Mitel Forums - The Unofficial Source
Mitel Forums => Mitel MiVoice Business/MCD/3300 => Topic started by: nMitel on March 19, 2018, 11:24:44 AM
-
Hi,
I'm wondering if there is a way for me to call my 3300 system from and get access that will allow me to place calls that I don't want to place from the outside number I'm calling from?
Thanks
-
Do you mean DISA service? Sure, but it is a very dangerous option that is often exploited for toll fraud, most security guides recommend disabling it entirely.

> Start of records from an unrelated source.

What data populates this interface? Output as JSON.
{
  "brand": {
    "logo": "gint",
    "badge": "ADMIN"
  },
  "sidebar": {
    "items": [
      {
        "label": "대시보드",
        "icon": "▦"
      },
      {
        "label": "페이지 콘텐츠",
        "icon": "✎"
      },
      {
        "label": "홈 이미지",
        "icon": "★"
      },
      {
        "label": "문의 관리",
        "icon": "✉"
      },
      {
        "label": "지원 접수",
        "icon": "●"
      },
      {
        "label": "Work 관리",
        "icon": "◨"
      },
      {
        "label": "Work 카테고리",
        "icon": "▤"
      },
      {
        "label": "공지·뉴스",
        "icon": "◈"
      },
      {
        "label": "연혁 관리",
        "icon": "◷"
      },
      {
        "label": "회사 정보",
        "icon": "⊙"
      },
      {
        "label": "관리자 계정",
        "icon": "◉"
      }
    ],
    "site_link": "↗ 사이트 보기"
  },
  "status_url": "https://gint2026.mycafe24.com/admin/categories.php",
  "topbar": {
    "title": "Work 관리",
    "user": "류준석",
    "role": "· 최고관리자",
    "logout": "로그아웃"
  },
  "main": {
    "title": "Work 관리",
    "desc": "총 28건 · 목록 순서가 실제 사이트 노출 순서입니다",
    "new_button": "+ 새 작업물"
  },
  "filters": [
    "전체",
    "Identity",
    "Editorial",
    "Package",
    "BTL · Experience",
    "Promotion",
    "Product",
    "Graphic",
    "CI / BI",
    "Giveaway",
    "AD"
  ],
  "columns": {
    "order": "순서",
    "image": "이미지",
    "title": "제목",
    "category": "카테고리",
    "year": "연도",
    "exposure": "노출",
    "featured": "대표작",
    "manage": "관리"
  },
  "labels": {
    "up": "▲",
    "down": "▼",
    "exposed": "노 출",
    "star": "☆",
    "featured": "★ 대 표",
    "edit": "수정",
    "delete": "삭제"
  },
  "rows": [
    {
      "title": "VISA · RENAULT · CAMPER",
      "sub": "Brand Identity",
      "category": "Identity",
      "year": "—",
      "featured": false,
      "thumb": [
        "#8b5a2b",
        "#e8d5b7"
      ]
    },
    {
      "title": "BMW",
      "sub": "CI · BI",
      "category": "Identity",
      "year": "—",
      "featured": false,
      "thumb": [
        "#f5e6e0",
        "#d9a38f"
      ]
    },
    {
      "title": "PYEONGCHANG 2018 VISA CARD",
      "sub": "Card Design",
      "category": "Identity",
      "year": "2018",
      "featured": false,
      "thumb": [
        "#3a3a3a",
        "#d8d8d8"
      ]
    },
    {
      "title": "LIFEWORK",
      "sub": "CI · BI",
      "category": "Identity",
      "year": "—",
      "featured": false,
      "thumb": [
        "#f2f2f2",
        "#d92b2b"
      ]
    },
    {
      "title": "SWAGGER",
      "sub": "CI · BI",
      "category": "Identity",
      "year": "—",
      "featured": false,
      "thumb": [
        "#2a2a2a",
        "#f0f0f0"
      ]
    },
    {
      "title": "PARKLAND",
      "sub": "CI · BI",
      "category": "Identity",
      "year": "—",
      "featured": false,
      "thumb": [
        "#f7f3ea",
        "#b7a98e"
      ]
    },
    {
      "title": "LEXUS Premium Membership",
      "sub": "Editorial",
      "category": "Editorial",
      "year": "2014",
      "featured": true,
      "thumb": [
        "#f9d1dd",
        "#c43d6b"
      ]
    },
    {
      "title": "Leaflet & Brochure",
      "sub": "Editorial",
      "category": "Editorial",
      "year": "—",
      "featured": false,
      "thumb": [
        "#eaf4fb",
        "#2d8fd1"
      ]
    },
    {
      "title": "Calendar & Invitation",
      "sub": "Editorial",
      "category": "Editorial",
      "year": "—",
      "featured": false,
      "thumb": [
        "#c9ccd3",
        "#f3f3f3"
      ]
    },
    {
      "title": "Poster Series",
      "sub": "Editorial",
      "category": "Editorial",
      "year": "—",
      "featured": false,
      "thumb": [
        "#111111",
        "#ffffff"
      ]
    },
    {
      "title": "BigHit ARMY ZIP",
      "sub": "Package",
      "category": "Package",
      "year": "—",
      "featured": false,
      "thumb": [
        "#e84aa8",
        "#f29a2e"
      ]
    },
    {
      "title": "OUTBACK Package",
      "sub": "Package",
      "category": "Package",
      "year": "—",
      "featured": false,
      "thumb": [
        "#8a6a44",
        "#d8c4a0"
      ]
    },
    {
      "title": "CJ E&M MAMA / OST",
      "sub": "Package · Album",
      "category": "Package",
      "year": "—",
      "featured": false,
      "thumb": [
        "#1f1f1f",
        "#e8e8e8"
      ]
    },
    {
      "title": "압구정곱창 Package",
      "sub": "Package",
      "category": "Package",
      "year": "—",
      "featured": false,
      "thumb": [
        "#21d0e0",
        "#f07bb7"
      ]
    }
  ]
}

Better to use a softphone or something similar...
-
acejavelin, The reason I'm asking is that I believe, my system was hacked and multiple international calls were made from it I check the DISA setting to see if it was used to hack the system but it's not enabled. what got my attention is on one of the extension's voicemail box settings "Operator Extension (0)" field was changed to the international number that was called from my system but im still not sure how could the hacker change it and how did he use it to place the calls, any idea?
-
Is this a Nupoint or an Embedded voicemail implementation?
-
Voicemail is a very common access point for hackers... There are guidelines on Mitel's website for security like password restrictions, but the best thing is to use ARS properly on all the ports, whether NuPoint or Embedded.
-
acejavelin, The reason I'm asking is that I believe, my system was hacked and multiple international calls were made from it I check the DISA setting to see if it was used to hack the system but it's not enabled. what got my attention is on one of the extension's voicemail box settings "Operator Extension (0)" field was changed to the international number that was called from my system but im still not sure how could the hacker change it and how did he use it to place the calls, any idea?
If your embedded administrator mailbox has a default or common passcode attached to it, these changes can be made by calling in, selecting the admin mailbox, and modifying as desired.
-
Thank you all for your inputs. I made sure that admin mailbox and all voicemail boxes have unique passcodes after the incident. I will have to keep an eye on the system and I will figure it out.
Thank you everyone.
-
Also use the three attempts and lockout for 15 minutes for invalid attempts to guess /scripted attack on VM passwords.